Social media marketing gets a great deal of attention from bloggers and online marketers because of the huge amount of potential traffic that it provides, but there are still a number of misconceptions involving social media and using it to draw traffic to your site. Here we’ll take a look at five of these misconceptions.

1. Social Media Traffic is Useless

Some bloggers and website owners get excited when they see a ruch of traffic coming to their site from Digg, StumbleUpon, or some other social media site, but then they get discouraged when the traffic is gone and they have nothing to show for it. This leads some people to conclude that social media traffic is a waste of time since it didn’t produce anything lasting.

The truth is social media traffic can produce lasting results, but you need to have a plan. It’s true that in general social media traffic will be less responsive than the average website visitor, but when you’re able to get thousands of visitors for free, social media traffic can more than make up for that lower level of responsiveness.

Before you set out to actively market your website or blog with social media, take some time to think about what you really want to gain from the traffic that you’re after. Selling a lot of products through social media is probably not realistic, but developing name recognition and increasing links and subscribers is realistic. Once you know specifically what you want from social media, make it easy for visitors to take that action and lead them to what’s most important.

2. Social Media Marketing Takes too Much Time

Being an active user at social media websites can be extremely time consuming, but it doesn’t have to. You don’t necessarily have to be a “power user” in order to get the benefits of social media traffic. Like anything else related to marketing your blog or website, you should decide what will work best for you and put it into practice. Set a specific amount of time to be on social media sites each day or each week.

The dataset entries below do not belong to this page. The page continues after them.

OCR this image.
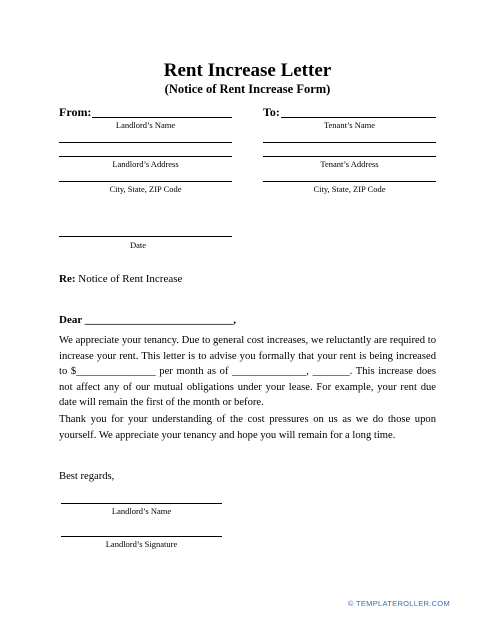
Rent Increase Letter
(Notice of Rent Increase Form)
From:	To:
Landlord’s Name	Tenant’s Name
Landlord’s Address	Tenant’s Address
City, State, ZIP Code	City, State, ZIP Code
Date
Re: Notice of Rent Increase
Dear ___________________________,
We appreciate your tenancy. Due to general cost increases, we reluctantly are required to increase your rent. This letter is to advise you formally that your rent is being increased to $_______________ per month as of ______________, _______. This increase does not affect any of our mutual obligations under your lease. For example, your rent due date will remain the first of the month or before.
Thank you for your understanding of the cost pressures on us as we do those upon yourself. We appreciate your tenancy and hope you will remain for a long time.
Best regards,
Landlord’s Name
Landlord’s Signature
© TEMPLATEROLLER.COM
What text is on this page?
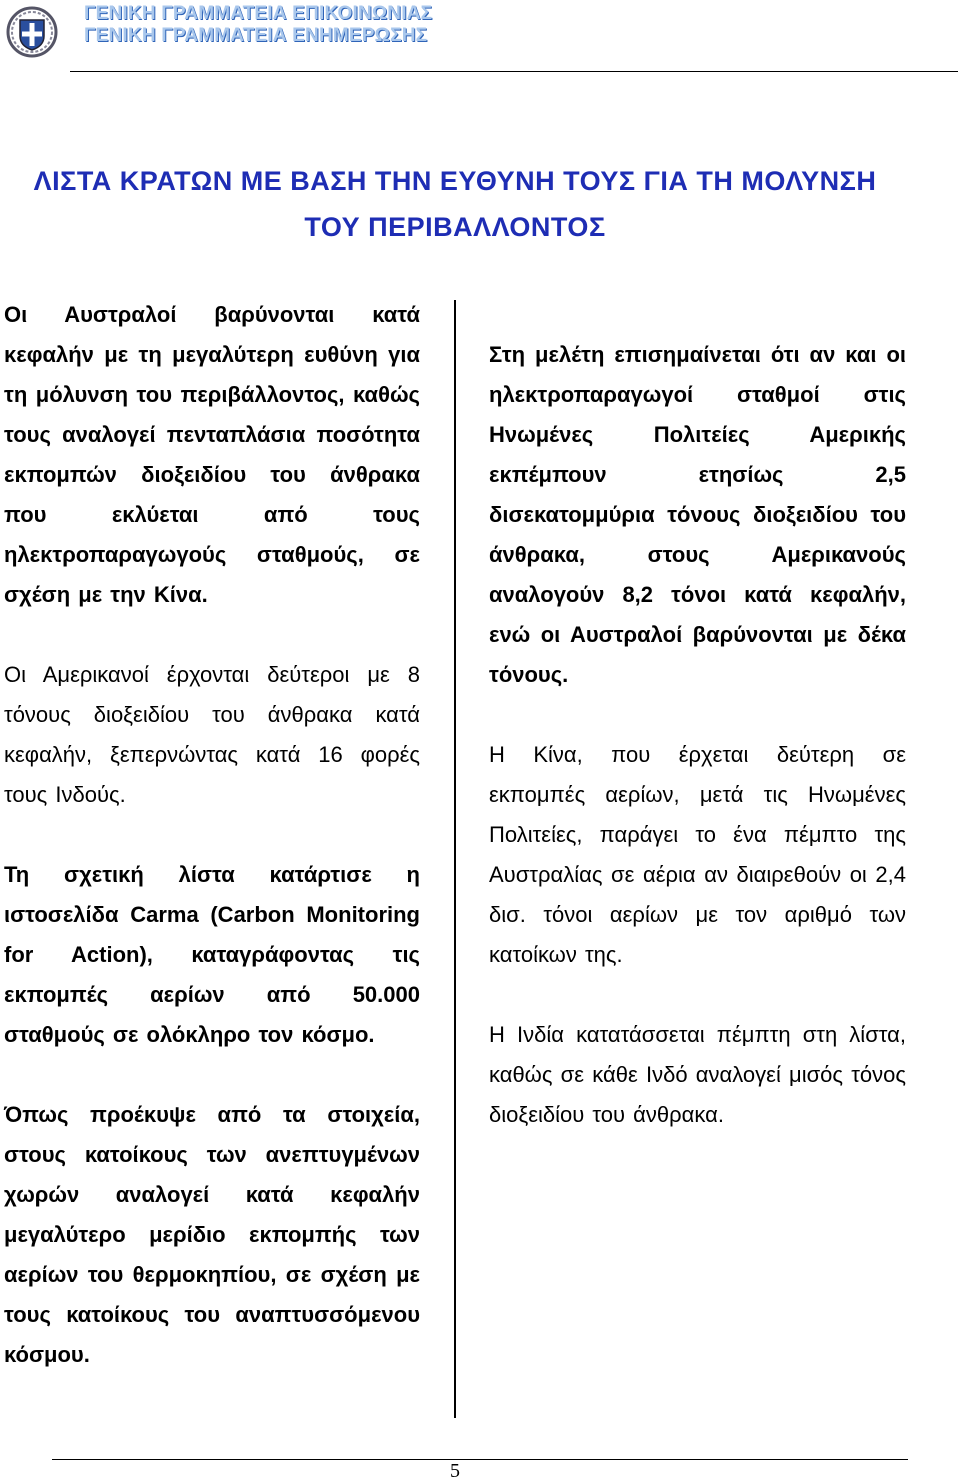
ΓΕΝΙΚΗ ΓΡΑΜΜΑΤΕΙΑ ΕΠΙΚΟΙΝΩΝΙΑΣ
ΓΕΝΙΚΗ ΓΡΑΜΜΑΤΕΙΑ ΕΝΗΜΕΡΩΣΗΣ
ΛΙΣΤΑ ΚΡΑΤΩΝ ΜΕ ΒΑΣΗ ΤΗΝ ΕΥΘΥΝΗ ΤΟΥΣ ΓΙΑ ΤΗ ΜΟΛΥΝΣΗ
ΤΟΥ ΠΕΡΙΒΑΛΛΟΝΤΟΣ

Οι Αυστραλοί βαρύνονται κατά κεφαλήν με τη μεγαλύτερη ευθύνη για τη μόλυνση του περιβάλλοντος, καθώς τους αναλογεί πενταπλάσια ποσότητα εκπομπών διοξειδίου του άνθρακα που εκλύεται από τους ηλεκτροπαραγωγούς σταθμούς, σε σχέση με την Κίνα.

Οι Αμερικανοί έρχονται δεύτεροι με 8 τόνους διοξειδίου του άνθρακα κατά κεφαλήν, ξεπερνώντας κατά 16 φορές τους Ινδούς.

Τη σχετική λίστα κατάρτισε η ιστοσελίδα Carma (Carbon Monitoring for Action), καταγράφοντας τις εκπομπές αερίων από 50.000 σταθμούς σε ολόκληρο τον κόσμο.

Όπως προέκυψε από τα στοιχεία, στους κατοίκους των ανεπτυγμένων χωρών αναλογεί κατά κεφαλήν μεγαλύτερο μερίδιο εκπομπής των αερίων του θερμοκηπίου, σε σχέση με τους κατοίκους του αναπτυσσόμενου κόσμου.

Στη μελέτη επισημαίνεται ότι αν και οι ηλεκτροπαραγωγοί σταθμοί στις Ηνωμένες Πολιτείες Αμερικής εκπέμπουν ετησίως 2,5 δισεκατομμύρια τόνους διοξειδίου του άνθρακα, στους Αμερικανούς αναλογούν 8,2 τόνοι κατά κεφαλήν, ενώ οι Αυστραλοί βαρύνονται με δέκα τόνους.

Η Κίνα, που έρχεται δεύτερη σε εκπομπές αερίων, μετά τις Ηνωμένες Πολιτείες, παράγει το ένα πέμπτο της Αυστραλίας σε αέρια αν διαιρεθούν οι 2,4 δισ. τόνοι αερίων με τον αριθμό των κατοίκων της.

Η Ινδία κατατάσσεται πέμπτη στη λίστα, καθώς σε κάθε Ινδό αναλογεί μισός τόνος διοξειδίου του άνθρακα.

5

Also, don’t try to participate at every social media site, there are way too many. Pick 2 or 3 that work well for your audience and be active with them. It’s fine to have accounts other places and participate occasionally, but focus your efforts on a smaller number of sites.

3. Nothing Touches Digg

To a lot of people Social Media Marketing means trying to reach the front page of Digg. While Digg may send more traffic than other social media sites, it is not the only one worth your attention. In fact, you’ll have better success with almost any other social media site. Because of the amount of competition at Digg, it is pretty difficult to reach the front page. Instead of chasing after a shot at the Digg front page you could be consistently reaching a smaller, more-targeted audience at a niche social media site.

Digg is certainly worth your attention as a marketer, but it shouldn’t own all of your focus. StumbleUpon is actually much easier to get results from, and the traffic will last longer.

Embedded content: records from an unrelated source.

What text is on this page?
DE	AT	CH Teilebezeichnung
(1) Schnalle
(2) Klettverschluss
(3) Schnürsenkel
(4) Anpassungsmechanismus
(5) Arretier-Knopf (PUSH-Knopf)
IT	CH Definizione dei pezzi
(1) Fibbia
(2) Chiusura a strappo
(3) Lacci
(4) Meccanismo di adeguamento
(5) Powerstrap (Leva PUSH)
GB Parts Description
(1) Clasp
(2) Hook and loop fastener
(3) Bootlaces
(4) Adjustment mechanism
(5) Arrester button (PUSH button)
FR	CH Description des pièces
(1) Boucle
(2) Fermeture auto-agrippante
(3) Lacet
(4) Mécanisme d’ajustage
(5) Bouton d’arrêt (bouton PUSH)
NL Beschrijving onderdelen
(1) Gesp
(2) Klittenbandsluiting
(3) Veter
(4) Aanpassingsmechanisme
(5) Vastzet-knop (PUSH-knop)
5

4. If You Have Enough Friends Anything You Submit Will Do Well

While friends and contacts are important to builing strong profiles, many social media users get in the habit of adding everyone they come across as a friend. Being a friend on a social media site means more than just showing up on someone else’s list of friends. If friends aren’t helping each other in some way they really don’t matter. Focus on adding quality friends, not just a lot of friends.

5. My Audience Doesn’t Use Social Media

Some marketers think that only teenagers use social media, and since this isn’t the audience they target they don’t want to waste their time. While it is true that certain audiences are more prone or less prone to use social media, no audience is truly excluded. Every day new niche social media sites are being launched and these sites are taking social media to users that wouldn’t be on Digg or the other major social news sites (to find a social media site in your niche, see this categorized list). With major news outlets beginning to add social media elements to their sites this trend of new audiences should only increase.